When Aron Winter and Paul Mariner came on board this January after a magnificently long search following Mo and Preki's firing, there was renewed hope and talk of a new 'winning culture', but nothing really seemed to change. Inherited problems were resolved very messily, Dwayne de Rosario mused about going on strike, before finally leaving shortly into the season, in a trade that ended up being de ro for Andy Iro and a draft pick. Adrian Cann effectively did go on strike, and when he came back was forced into a humbling public apology, and an even more humbling appearance at Left Back.

The revolving door actually picked up pace, as TFC broke the all time record for players in an MLS season, and the 'exciting, attractive, attacking' system was doggedly stuck to despite a poor overall record that included numerous defensive meltdowns. When TFC called a big press conference at the end of June, there was talk that Winter would be giving up the coaching reins, more drama, another new coach, yet another nadir for TFC.

Instead, after 4 ½ seasons, that press conference saw TFC finally seem to turn a corner. Torsten Frings was introduced along with Danny Koevermans, and in the second half of the season, things seemed to improve. Julian de Guzman talked about how there was an increased dressing room focus on football. Matt Gold mentioned how Frings was able to represent the players side to Aron Winter and there certainly seemed a more pragmatic, less dogmatic approach to the team's formation going forward. That improvement yielded a tangible achievement as when the big game came around this time, instead of choking, they put in one of the best performances in club history to qualify for the knockout phases.

There's still a long way to go in the getting respect department. Look at the reaction to Danleigh Borman in the re-entry draft. Seen as not a big loss, and given up on as defensively hopeless by most TFC fans, a lot of MLS experts picked him as one of the best options out there.
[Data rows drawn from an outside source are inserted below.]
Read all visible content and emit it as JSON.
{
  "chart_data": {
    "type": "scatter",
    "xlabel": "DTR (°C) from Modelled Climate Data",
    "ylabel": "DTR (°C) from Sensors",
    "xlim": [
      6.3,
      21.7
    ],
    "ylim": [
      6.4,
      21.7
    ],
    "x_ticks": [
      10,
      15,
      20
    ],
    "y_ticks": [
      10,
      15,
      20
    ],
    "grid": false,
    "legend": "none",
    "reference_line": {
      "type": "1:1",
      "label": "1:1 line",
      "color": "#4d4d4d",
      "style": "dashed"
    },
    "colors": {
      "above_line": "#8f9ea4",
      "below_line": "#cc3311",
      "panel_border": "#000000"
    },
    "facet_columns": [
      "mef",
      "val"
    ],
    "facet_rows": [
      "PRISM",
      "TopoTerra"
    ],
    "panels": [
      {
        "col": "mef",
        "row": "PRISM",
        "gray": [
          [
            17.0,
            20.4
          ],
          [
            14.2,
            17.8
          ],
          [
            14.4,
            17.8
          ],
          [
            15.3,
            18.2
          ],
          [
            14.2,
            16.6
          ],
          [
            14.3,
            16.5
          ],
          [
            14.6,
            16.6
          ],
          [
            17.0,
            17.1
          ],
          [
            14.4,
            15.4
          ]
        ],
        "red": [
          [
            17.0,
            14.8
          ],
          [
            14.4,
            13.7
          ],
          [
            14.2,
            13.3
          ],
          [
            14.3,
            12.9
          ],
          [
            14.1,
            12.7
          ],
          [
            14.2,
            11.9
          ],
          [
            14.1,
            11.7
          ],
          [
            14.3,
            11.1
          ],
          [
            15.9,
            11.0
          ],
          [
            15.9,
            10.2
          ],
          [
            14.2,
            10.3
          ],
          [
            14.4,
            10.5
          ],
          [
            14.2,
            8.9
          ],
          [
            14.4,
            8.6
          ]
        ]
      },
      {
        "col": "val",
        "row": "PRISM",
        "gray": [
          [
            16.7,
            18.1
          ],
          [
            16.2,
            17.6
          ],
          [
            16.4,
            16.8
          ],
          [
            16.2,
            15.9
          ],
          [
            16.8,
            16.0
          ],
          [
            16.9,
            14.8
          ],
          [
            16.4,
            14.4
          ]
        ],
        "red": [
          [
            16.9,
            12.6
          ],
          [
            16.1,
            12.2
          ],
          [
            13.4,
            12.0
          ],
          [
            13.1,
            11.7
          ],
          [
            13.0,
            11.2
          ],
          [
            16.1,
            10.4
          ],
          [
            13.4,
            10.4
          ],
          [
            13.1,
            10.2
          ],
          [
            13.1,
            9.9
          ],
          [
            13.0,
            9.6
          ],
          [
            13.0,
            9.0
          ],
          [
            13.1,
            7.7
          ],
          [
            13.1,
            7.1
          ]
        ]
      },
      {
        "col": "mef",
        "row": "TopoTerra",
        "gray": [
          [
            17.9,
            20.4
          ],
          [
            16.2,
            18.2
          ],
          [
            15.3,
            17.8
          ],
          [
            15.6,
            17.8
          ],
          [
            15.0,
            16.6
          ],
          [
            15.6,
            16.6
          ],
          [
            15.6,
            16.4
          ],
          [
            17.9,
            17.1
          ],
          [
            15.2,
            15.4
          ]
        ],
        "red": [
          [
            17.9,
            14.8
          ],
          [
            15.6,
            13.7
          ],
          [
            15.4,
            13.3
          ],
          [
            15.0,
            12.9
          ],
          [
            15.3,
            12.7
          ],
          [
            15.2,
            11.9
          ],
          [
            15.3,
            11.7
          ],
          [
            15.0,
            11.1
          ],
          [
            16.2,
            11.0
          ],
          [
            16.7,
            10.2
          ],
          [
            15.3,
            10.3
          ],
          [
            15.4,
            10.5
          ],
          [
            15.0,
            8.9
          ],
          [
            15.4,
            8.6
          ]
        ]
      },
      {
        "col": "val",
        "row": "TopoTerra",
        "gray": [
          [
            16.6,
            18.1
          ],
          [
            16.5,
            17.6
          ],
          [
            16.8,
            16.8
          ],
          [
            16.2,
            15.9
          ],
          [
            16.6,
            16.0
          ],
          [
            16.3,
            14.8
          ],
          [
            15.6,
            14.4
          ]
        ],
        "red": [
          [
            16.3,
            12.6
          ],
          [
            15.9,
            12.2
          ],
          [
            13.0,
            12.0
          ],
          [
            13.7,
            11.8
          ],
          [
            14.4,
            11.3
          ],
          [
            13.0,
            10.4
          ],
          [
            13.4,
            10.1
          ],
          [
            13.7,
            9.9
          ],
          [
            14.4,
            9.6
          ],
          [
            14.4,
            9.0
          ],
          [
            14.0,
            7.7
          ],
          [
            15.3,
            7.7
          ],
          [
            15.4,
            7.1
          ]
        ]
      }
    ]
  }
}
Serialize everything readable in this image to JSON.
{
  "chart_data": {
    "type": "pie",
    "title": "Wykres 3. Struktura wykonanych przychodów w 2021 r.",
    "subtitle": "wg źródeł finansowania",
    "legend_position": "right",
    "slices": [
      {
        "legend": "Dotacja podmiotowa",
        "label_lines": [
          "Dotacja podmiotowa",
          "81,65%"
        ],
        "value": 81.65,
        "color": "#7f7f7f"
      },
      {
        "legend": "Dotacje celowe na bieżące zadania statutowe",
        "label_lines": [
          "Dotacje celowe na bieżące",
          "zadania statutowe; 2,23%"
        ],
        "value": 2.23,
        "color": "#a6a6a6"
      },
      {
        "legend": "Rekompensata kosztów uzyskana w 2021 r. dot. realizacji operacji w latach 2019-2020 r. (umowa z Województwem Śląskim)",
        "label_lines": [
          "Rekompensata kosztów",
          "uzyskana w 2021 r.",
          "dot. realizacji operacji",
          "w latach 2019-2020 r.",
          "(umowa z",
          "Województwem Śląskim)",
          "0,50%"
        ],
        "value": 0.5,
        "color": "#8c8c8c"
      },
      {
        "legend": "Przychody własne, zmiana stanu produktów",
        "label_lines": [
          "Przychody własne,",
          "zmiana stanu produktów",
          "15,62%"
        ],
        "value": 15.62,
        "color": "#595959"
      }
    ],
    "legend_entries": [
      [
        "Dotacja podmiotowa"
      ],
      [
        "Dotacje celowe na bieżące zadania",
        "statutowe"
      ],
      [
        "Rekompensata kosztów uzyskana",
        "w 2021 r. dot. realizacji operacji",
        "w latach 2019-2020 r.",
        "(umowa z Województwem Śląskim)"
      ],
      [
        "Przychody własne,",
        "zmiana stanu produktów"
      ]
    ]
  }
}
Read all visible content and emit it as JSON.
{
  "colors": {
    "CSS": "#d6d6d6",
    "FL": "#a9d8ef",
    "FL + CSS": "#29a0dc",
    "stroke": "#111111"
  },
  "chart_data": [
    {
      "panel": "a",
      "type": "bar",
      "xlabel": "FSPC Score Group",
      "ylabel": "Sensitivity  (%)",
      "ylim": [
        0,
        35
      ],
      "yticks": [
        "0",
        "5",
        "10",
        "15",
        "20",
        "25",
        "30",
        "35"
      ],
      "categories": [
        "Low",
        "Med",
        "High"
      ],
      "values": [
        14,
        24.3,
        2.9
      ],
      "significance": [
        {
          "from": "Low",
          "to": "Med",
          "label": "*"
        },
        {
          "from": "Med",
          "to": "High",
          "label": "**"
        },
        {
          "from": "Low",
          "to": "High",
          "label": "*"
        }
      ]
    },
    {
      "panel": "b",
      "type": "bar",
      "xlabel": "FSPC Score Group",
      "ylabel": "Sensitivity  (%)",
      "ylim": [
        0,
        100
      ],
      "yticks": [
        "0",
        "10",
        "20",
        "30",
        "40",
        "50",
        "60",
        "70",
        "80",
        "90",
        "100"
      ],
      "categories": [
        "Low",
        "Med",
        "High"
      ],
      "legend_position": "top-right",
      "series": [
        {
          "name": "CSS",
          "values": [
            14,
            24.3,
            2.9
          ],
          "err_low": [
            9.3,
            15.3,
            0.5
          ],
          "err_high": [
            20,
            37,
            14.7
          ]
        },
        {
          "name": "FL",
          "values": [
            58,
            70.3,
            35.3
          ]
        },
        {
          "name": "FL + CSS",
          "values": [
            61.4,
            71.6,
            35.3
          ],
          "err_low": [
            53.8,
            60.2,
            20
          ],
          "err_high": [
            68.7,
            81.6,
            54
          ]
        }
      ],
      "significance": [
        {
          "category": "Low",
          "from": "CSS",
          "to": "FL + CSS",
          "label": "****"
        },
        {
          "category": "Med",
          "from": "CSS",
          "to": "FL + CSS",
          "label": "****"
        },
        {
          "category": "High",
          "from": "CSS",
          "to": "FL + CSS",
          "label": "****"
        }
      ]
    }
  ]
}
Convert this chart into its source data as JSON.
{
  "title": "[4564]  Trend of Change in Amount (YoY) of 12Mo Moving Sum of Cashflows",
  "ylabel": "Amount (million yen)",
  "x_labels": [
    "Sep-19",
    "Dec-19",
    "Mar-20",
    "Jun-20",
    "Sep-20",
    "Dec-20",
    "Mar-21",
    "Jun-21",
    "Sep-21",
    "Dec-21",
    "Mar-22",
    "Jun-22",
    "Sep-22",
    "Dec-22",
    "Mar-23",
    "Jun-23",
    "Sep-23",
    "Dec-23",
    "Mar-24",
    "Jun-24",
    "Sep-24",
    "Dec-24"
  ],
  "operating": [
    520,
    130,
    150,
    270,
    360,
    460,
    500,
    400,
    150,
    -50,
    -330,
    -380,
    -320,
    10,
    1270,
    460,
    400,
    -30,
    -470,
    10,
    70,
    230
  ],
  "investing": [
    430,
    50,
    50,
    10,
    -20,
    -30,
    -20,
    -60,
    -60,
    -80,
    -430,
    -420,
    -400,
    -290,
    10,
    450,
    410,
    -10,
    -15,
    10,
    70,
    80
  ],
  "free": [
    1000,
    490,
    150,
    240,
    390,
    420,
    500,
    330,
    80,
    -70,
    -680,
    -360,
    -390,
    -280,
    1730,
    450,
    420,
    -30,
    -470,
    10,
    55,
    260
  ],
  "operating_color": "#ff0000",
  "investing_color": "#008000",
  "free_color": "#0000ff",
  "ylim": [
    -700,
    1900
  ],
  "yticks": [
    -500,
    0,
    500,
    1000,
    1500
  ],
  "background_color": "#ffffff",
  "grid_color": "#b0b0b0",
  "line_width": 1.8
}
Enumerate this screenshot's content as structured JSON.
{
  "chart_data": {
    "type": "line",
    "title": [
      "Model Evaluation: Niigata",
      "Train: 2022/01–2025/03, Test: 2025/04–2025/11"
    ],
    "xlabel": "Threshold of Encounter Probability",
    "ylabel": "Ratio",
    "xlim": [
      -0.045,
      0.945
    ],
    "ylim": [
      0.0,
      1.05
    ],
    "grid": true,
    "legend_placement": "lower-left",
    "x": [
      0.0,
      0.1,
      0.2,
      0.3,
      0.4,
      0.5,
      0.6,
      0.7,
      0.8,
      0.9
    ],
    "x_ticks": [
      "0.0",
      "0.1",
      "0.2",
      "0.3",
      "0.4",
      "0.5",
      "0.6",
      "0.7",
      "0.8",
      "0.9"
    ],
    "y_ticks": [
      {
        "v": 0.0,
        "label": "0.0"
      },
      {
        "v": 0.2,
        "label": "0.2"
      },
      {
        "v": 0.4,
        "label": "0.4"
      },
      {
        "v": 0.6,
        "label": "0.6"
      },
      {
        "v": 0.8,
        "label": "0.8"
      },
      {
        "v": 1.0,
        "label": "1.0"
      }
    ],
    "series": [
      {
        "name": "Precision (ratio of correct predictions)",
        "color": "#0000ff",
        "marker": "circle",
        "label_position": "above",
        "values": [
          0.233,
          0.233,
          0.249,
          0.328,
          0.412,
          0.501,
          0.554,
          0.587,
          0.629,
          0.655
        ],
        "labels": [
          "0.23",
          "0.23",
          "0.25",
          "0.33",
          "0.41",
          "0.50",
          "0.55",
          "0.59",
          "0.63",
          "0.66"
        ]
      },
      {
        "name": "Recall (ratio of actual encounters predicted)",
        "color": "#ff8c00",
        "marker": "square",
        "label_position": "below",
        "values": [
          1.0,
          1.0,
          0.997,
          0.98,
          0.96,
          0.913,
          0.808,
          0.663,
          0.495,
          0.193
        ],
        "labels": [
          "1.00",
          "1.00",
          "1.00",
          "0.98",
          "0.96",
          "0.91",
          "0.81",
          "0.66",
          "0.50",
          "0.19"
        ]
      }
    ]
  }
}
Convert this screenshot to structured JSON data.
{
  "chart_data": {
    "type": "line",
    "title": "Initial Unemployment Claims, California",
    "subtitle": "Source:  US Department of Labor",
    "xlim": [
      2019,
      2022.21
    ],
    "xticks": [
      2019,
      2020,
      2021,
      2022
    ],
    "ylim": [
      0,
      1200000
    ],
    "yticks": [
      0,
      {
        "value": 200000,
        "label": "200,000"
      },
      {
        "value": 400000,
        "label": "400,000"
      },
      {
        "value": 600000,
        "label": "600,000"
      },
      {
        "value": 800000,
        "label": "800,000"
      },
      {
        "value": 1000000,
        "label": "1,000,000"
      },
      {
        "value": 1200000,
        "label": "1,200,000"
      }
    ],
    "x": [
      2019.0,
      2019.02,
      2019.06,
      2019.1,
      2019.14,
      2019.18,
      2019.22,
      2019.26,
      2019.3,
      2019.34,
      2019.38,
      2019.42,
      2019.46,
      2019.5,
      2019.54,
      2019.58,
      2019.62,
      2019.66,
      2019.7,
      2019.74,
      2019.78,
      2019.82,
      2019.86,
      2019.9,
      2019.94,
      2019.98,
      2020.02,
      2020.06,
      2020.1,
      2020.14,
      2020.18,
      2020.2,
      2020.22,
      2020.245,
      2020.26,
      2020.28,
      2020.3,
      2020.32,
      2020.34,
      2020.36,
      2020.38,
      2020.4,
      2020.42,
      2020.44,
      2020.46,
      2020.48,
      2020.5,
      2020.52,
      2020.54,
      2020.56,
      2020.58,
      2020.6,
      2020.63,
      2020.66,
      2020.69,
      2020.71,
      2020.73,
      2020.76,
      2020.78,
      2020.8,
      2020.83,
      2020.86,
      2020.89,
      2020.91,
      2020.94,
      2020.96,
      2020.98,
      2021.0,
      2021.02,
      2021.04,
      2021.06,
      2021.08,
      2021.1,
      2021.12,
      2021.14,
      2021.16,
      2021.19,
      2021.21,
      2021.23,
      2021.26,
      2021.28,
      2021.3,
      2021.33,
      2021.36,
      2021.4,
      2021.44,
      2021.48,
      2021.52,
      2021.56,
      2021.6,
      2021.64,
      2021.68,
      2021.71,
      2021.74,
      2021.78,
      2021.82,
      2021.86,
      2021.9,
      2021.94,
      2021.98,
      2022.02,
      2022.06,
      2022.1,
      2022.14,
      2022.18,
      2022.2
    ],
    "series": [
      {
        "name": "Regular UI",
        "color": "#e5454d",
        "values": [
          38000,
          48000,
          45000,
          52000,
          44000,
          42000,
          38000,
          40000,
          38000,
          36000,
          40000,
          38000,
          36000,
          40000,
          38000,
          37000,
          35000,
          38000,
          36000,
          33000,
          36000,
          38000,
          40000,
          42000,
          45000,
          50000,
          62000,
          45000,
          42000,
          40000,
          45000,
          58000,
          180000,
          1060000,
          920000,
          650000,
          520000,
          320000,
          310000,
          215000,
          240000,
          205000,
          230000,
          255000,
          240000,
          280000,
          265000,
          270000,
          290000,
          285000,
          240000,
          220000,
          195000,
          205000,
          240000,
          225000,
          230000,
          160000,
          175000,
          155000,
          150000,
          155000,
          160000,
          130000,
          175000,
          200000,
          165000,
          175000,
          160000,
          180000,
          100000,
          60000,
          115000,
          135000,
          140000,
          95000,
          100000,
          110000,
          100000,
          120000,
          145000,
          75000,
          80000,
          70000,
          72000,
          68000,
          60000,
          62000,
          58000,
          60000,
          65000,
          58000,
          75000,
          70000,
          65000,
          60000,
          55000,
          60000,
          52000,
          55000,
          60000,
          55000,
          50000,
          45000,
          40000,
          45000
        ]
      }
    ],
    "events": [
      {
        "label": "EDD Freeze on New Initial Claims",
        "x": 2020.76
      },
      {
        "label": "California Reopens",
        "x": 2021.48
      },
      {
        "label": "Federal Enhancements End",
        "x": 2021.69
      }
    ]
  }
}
Concerns about defensive failures were met with 'yeah, but that was with TFC' as if no shortcomings exposed here could ever fairly be held against a player, until he got a chance to prove himself in more favourable circumstances with a decent team.

So that's what I want for next year; an end to the drama, and the comedy we've provided to the rest of MLS. I want Mariner, Winter and de Klerk to still be in charge at the end of the season. I want a productive pre season, with a settled lineup in the first game against LA. I want the majority of that starting squad to be still with us at the end of the season, with no need for a flurry of mud season trades. I want no more drama between players and coaches, or coaches and management, or management and fans. Blogging material be damned, I want TFC to be interesting only for how uninteresting they've become. I want the only controversy to be who'll be in net when the season starts. I want them to be a blandly run club that's recognised as tough to play against and a team where a player with the right skills can flourish. I want consistent performances, an obvious sense of progress, and yes damnit, I want a playoff place. Then I want the Front Office to not use all that as a reason for another hefty season ticket price raise.

I don't want TFC to be a joke anymore.